Monday, October 29, 2007
Losing Yourself in Christ
Acts 20:24 But none of these things move me, neither count I my life dear unto myself, so that I might finish my course with joy, and the ministry, which I have received of the Lord Jesus, to testify the gospel of the grace of God.
This evening when I got off of work I saw the moon. It was dark red and it made me think of a day in August of 2006. After our son was born in July of 2006, my wife and I decided it was best for her to stay home with our son and I would work to maintain our lifestyle. That meant me working about 65 plus hours a week and thus giving me more time to read and study the scriptures since my part-time jobs were mainly security aside from my full-time job which is insurance.
While working a night shift at one of the jobs there was a night when I was really wrestling with all the truth God had been providing me with and I went outside and glanced at the full moon as white as it could be. I immediately broke out in tears and cried uncontrollably for a extensive amount of time. I felt so alone in the fact that no one understood the zeal I had for the Lord. I, by God's sovereign grace had come across John Macarthur and J Vernon's Mcghee's expository preaching over the radio and I had found what I was looking for all my life; A purpose that surpassed anything this world could offer. It was what I was missing at my former Word Of Faith Church; Accurate and Proper Exegesis of the Scriptures!!!
Galatians 4:3 Even so we, when we were children, were in bondage under the elements of the world: But when the fulness of the time was come, God sent forth his Son, made of a woman, made under the law, To redeem them that were under the law, that we might receive the adoption of sons.
While I in my wretched state I was totally depraved and separated from God, He unconditionally chose me before the foundation of the world. In this I get absolutely no glory and to him I owe my all. He becomes my motivation for everything. I become what Piper call a "Christian Hedonist." I, for no good deed I could ever do was royally elected and selected for His Glory. Through no works I could do to please Him, the blood of goats would not suffice but by his irresistible grace He won me without a fight. He at the time of saving me gave me a wonderful seal of promise in which we call the Comforter, The Holy Spirit. He sent His son to brutally die and suffer His wrath for our sake. This my friend in the Gospel. Now I honestly do not think God wrestles with us concerning salvation. When God speak things just do as He says. In a sense I can see how God woos us with His wonderful grace but I don't think God has to wrestle with us about the gift of salvation.

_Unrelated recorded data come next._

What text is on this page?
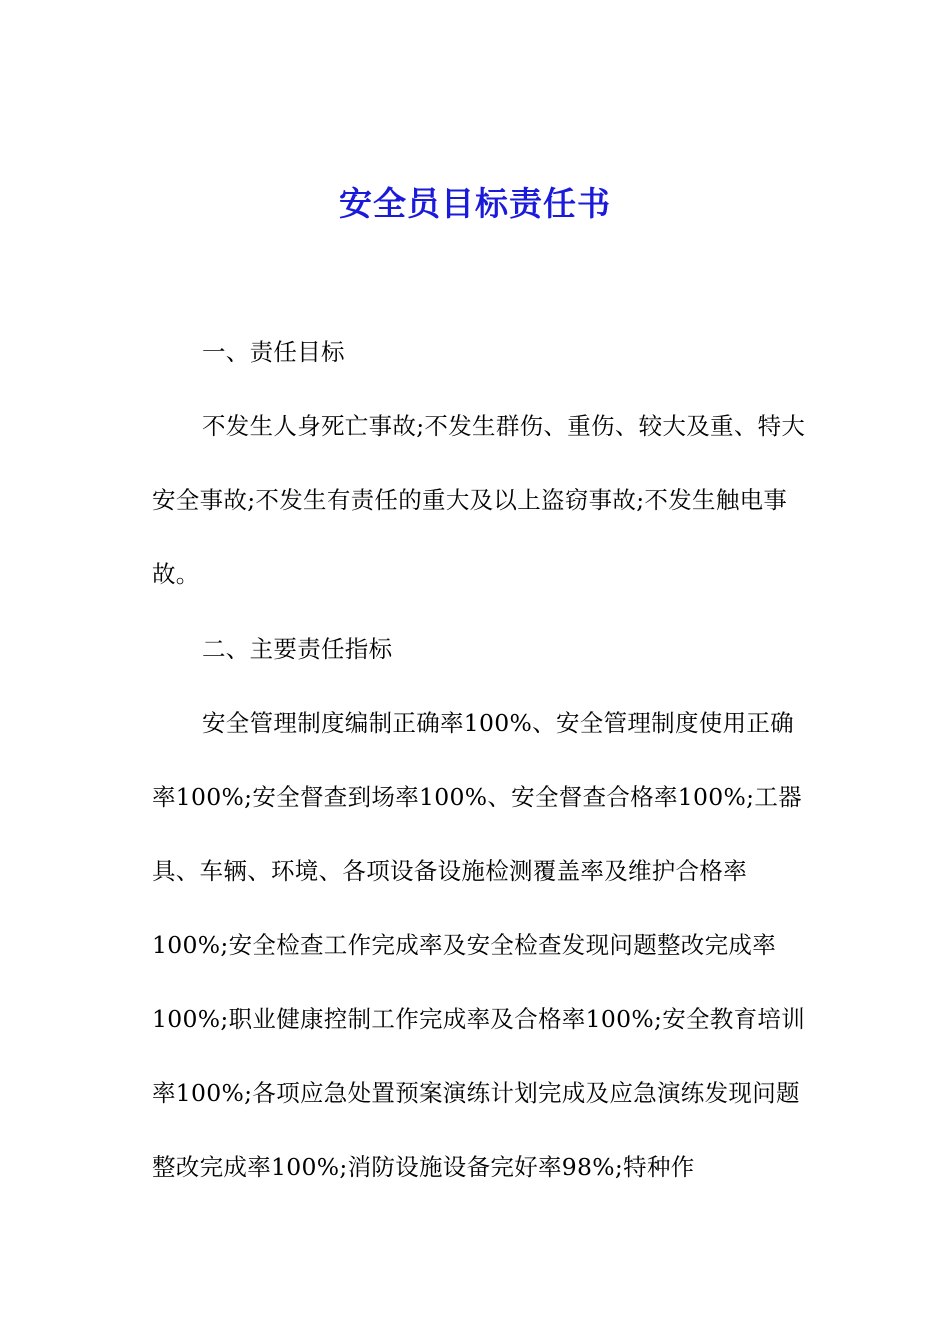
安全员目标责任书

一、责任目标

不发生人身死亡事故;不发生群伤、重伤、较大及重、特大安全事故;不发生有责任的重大及以上盗窃事故;不发生触电事故。

二、主要责任指标

安全管理制度编制正确率100%、安全管理制度使用正确率100%;安全督查到场率100%、安全督查合格率100%;工器具、车辆、环境、各项设备设施检测覆盖率及维护合格率100%;安全检查工作完成率及安全检查发现问题整改完成率100%;职业健康控制工作完成率及合格率100%;安全教育培训率100%;各项应急处置预案演练计划完成及应急演练发现问题整改完成率100%;消防设施设备完好率98%;特种作
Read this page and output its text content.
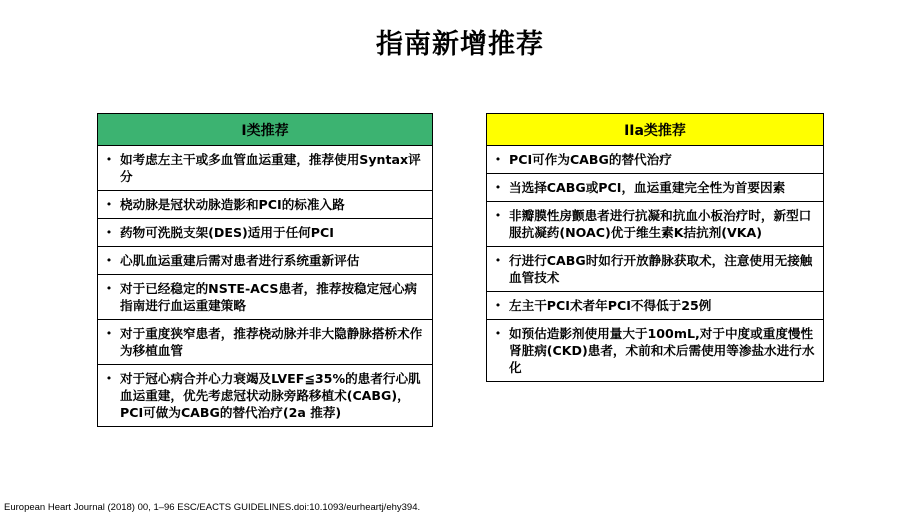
指南新增推荐
I类推荐

• 如考虑左主干或多血管血运重建，推荐使用Syntax评分

• 桡动脉是冠状动脉造影和PCI的标准入路

• 药物可洗脱支架(DES)适用于任何PCI

• 心肌血运重建后需对患者进行系统重新评估

• 对于已经稳定的NSTE-ACS患者，推荐按稳定冠心病指南进行血运重建策略

• 对于重度狭窄患者，推荐桡动脉并非大隐静脉搭桥术作为移植血管

• 对于冠心病合并心力衰竭及LVEF≦35%的患者行心肌血运重建，优先考虑冠状动脉旁路移植术(CABG)，PCI可做为CABG的替代治疗(2a 推荐)
IIa类推荐

• PCI可作为CABG的替代治疗

• 当选择CABG或PCI，血运重建完全性为首要因素

• 非瓣膜性房颤患者进行抗凝和抗血小板治疗时，新型口服抗凝药(NOAC)优于维生素K拮抗剂(VKA)

• 行进行CABG时如行开放静脉获取术，注意使用无接触血管技术

• 左主干PCI术者年PCI不得低于25例

• 如预估造影剂使用量大于100mL,对于中度或重度慢性肾脏病(CKD)患者，术前和术后需使用等渗盐水进行水化
European Heart Journal (2018) 00, 1–96 ESC/EACTS GUIDELINES.doi:10.1093/eurheartj/ehy394.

I have begun to get in the habit of complaining about small things and big things alike. This is sin. I have not lost myself in Christ. At times I try to feel bad for myself regarding some of life's circumstances. God showed me in His Word that this is sin. At my church there are two women who impress me beyond words. They have been enduring hardship for much much longer than me and they still press on with Christ-likeness every day. I on the other have the temerity to shake my fist at God and complain. Now of course I am not shaking my fist towards God and doing this but after looking at the scriptures I might as well be doing this. Is not God totally sovereign? Lets go to Philippians 2.
Phillpians 2:14
Do all things without murmurings and disputings: That ye may be blameless and harmless, the sons of God, without rebuke, in the midst of a crooked and perverse nation, among whom ye shine as lights in the world; Holding forth the word of life; that I may rejoice in the day of Christ, that I have not run in vain, neither laboured in vain.
If God is totally sovereign over everything than we should not fall in same category as the Israelites who complained to Moses about their current state. In reality they were voicing their concerns to Moses but even amongst themselves they complained. Their dissatisfaction was in essence towards the Most High God. We are commanded to do ALL things without murmurings or complaining. How much has complaining become part of our normal day to day conversations? We cringe when we think of adultery and fornication but we think lightly of things like complaining because we have become so accustomed to our environment.
As I view the simple things in life(as we would say) like the moon and nature I now see things through a eternal perspective. I can not go any place where God is not in control, everything is going according to His plan. If I simply focus on Him other things seem not to matter as much. The more I understand this the easier it becomes to obey His commands for my life.